Lorsque je suis arrivé en juillet dernier, j'ai lancé un processus pour renouveler la carte consulaire qui est dépassée. Il est déjà au-devant pour soutenir le projet. Comme c'est un imprimeur, la majeure partie des imprimés, c'est lui qui le fait également», égrène en plus l'ambassadeur du Burkina près le Ghana, le Togo et le Bénin, le colonel-major David Kabré. «Dassa Zina se tient toujours aux côtés de l'ambassade pour tous les besoins. C'est un patriote très engagé», résume le plénipotentiaire. «Pour moi, l'ambassade, c'est le pays. Donc, dès que j'arrive là-bas et si je vois qu'il y a quelque chose que je peux faire, je le fais », justifie le bienfaiteur.

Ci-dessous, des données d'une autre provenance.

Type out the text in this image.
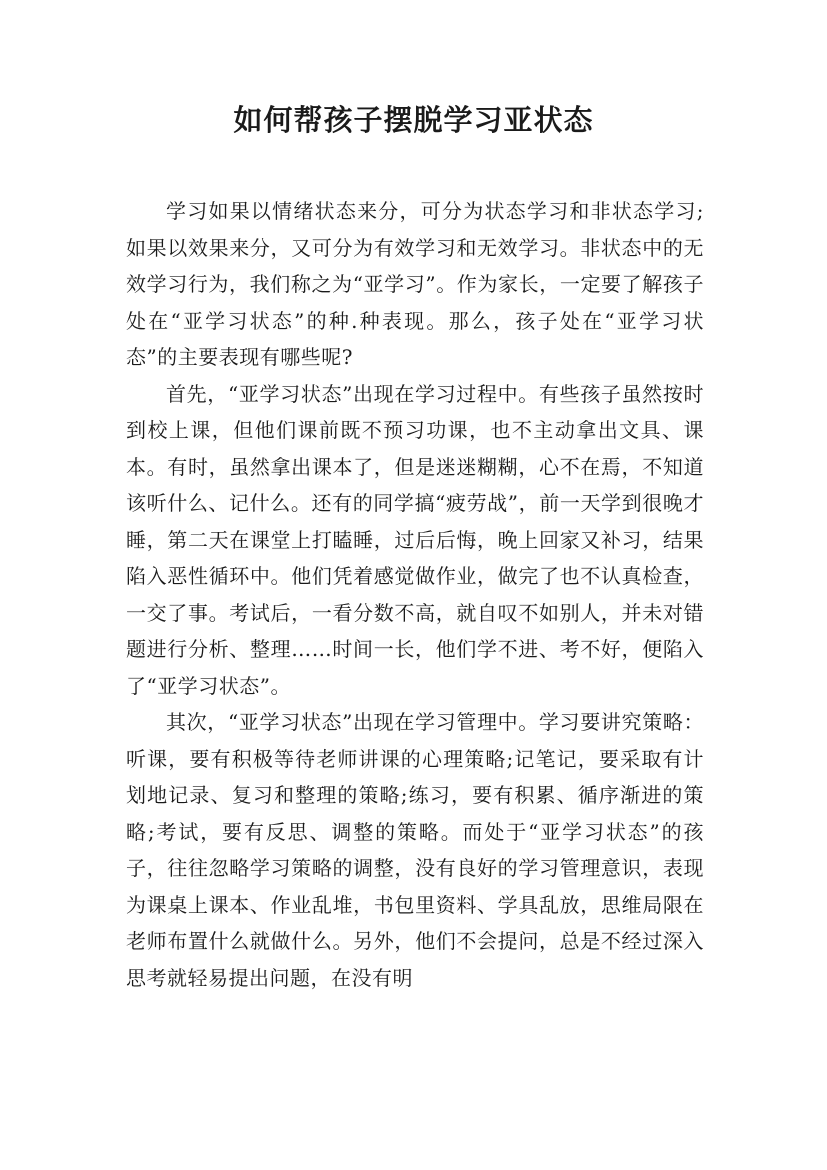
如何帮孩子摆脱学习亚状态

学习如果以情绪状态来分，可分为状态学习和非状态学习;如果以效果来分，又可分为有效学习和无效学习。非状态中的无效学习行为，我们称之为“亚学习”。作为家长，一定要了解孩子处在“亚学习状态”的种.种表现。那么，孩子处在“亚学习状态”的主要表现有哪些呢?

首先，“亚学习状态”出现在学习过程中。有些孩子虽然按时到校上课，但他们课前既不预习功课，也不主动拿出文具、课本。有时，虽然拿出课本了，但是迷迷糊糊，心不在焉，不知道该听什么、记什么。还有的同学搞“疲劳战”，前一天学到很晚才睡，第二天在课堂上打瞌睡，过后后悔，晚上回家又补习，结果陷入恶性循环中。他们凭着感觉做作业，做完了也不认真检查，一交了事。考试后，一看分数不高，就自叹不如别人，并未对错题进行分析、整理……时间一长，他们学不进、考不好，便陷入了“亚学习状态”。

其次，“亚学习状态”出现在学习管理中。学习要讲究策略：听课，要有积极等待老师讲课的心理策略;记笔记，要采取有计划地记录、复习和整理的策略;练习，要有积累、循序渐进的策略;考试，要有反思、调整的策略。而处于“亚学习状态”的孩子，往往忽略学习策略的调整，没有良好的学习管理意识，表现为课桌上课本、作业乱堆，书包里资料、学具乱放，思维局限在老师布置什么就做什么。另外，他们不会提问，总是不经过深入思考就轻易提出问题，在没有明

Elevé au rang de chevalier de l'Ordre du Mérite burkinabè en 2017, Dassa Zina a de nouveau vu ses efforts reconnus par la Nation tout entière. A l'occasion de la célébration du 63e anniversaire de l'accession du Burkina à l'indépendance, il a reçu un «galon» de plus. Il a en effet été élevé au rang de chevalier de l'Ordre de l'Etalon, l'ordre le plus élevé dans les distinctions honorifiques burkinabè. Ce n'est qu'un juste retour de l'ascenseur, justifie le colonel-major David Kabré qui espère que son exemple va inspirer d'autres Burkinabè de la diaspora à ne pas oublier la mère patrie qui plus que jamais a besoin du concours de tous ses filles et fils.